According to a statement by LNG Croatia, the LNG terminal’s commissioning and trial process was completed on November 7.
The new regasification module comprises one train with a maximum natural gas sendout of 250,000 cbm per hour.
“During the trial operation, all combinations of the new module’s operation with the old one were tested, together with their failures and all safety settings of the entire regasification system,” LNG Croatia said.
The total maximum capacity of the LNG Terminal was thus increased from 3.9 billion cubic meters of natural gas to 6.1 billion cubic meters of natural gas.
“On November 8, 2025, a daily record of natural gas sendout into the transmission system of 9 million cubic meters of natural gas or approximately 96 GWh was achieved, which is the most dispatched into the transmission system in one day since the LNG Terminal began operating,” LNG Croatia said.
128th LNG cargo
LNG Croatia also stated in a separate social media post that it had received its 128th LNG cargo on November 8, since the launch of operations in January 2021.

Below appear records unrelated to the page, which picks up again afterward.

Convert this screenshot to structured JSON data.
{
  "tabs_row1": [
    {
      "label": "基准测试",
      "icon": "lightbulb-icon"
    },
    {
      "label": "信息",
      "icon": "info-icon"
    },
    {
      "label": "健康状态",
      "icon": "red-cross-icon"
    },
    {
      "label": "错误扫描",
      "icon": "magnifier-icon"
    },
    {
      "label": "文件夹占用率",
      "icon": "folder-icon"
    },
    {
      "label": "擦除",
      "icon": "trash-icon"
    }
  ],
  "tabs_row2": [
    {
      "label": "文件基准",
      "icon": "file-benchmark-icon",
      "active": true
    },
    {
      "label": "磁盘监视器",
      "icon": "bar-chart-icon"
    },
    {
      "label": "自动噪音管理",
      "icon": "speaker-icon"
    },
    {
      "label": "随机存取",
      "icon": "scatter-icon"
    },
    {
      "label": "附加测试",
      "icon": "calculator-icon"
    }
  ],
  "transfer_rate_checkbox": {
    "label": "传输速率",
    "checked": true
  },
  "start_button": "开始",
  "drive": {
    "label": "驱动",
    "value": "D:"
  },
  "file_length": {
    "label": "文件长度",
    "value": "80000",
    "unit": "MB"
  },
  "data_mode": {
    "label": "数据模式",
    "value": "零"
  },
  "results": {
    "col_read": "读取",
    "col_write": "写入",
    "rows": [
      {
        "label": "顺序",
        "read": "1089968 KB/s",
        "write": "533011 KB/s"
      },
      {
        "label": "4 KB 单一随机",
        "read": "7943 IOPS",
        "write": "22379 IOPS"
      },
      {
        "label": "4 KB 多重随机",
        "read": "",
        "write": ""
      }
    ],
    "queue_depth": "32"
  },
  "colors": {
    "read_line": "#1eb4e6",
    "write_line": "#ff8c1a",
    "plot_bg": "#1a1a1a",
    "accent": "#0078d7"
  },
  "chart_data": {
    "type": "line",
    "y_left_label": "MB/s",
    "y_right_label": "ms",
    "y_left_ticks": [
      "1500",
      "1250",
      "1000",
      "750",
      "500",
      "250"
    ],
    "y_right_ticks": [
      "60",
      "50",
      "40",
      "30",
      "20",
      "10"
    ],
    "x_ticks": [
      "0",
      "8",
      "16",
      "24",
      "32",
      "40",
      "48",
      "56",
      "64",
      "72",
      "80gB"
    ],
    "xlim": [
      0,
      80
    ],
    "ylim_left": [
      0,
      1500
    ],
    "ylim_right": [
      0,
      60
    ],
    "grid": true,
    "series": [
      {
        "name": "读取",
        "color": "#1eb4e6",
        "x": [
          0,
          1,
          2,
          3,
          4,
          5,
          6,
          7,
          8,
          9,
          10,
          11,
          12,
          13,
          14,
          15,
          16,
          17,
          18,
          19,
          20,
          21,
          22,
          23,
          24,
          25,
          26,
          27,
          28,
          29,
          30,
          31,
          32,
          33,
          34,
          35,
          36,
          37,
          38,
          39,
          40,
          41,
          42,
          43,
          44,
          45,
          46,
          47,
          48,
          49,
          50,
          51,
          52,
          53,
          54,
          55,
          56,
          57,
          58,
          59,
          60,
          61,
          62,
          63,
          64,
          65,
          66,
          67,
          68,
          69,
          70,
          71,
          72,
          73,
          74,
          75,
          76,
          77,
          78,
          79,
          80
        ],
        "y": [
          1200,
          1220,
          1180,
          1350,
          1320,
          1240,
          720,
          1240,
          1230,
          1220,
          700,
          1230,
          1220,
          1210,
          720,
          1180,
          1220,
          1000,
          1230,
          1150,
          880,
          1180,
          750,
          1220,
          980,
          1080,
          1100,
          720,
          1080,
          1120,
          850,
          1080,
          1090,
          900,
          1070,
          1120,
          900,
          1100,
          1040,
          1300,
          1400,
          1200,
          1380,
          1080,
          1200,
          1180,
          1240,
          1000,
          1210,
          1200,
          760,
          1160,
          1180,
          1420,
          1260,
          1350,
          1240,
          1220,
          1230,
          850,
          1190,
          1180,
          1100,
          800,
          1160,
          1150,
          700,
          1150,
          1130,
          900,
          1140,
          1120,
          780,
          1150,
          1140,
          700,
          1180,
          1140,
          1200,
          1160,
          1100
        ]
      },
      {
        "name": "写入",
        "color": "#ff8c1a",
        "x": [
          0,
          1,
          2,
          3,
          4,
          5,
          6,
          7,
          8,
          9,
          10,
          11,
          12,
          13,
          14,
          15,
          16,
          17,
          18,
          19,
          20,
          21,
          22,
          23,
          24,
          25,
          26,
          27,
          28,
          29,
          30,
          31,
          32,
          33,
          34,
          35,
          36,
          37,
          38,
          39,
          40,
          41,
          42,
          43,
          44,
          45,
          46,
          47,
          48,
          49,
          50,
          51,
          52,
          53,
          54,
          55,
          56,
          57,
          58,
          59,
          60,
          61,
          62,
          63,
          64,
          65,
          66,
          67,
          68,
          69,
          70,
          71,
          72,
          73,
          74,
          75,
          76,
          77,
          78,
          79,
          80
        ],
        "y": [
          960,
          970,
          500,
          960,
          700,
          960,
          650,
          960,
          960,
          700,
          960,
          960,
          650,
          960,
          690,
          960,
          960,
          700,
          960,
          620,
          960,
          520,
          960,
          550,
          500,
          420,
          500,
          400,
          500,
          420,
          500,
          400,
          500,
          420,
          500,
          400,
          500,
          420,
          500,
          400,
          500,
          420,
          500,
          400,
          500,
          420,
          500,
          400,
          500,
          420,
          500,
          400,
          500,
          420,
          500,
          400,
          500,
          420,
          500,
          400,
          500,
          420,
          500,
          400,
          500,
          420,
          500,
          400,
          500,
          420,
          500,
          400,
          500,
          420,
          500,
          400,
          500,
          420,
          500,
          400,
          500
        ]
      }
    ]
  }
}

The 2025-built 174,000-cbm Orion Saint, owned by JP Morgan’s Global Meridian Holdings and chartered by Mercuria, delivered the shipment from Cheniere’s Sabine Pass LNG terminal in Louisiana, according to VesselsValue data.
Last month, the 140,000-cbm FSRU, LNG Croatia, returned to its base on the northern Adriatic island of Krk after it received a new regasification module at Türkiye’s Kuzey Star yard.
Chinese shipbuilder Nantong CIMC Sinopacific Offshore & Engineering completed Wartsila’s regasification module, which was installed onboard the FSRU, in March this year.
Norway-based Wartsila Gas Solutions, a unit of Finland’s Wartsila, awarded the module contract to CIMC SOE, a unit of CIMC Enric, in 2023.
Before that, Wartsila Gas Solutions won the contract worth about 22.9 million euros ($26.5 million) to supply the regasification module for the FSRU.
The new module supplements the vessel’s existing onboard Wartsila regasification system, which includes three LNG regasification units with a maximum regasification rate of 451,840 cbm per hour.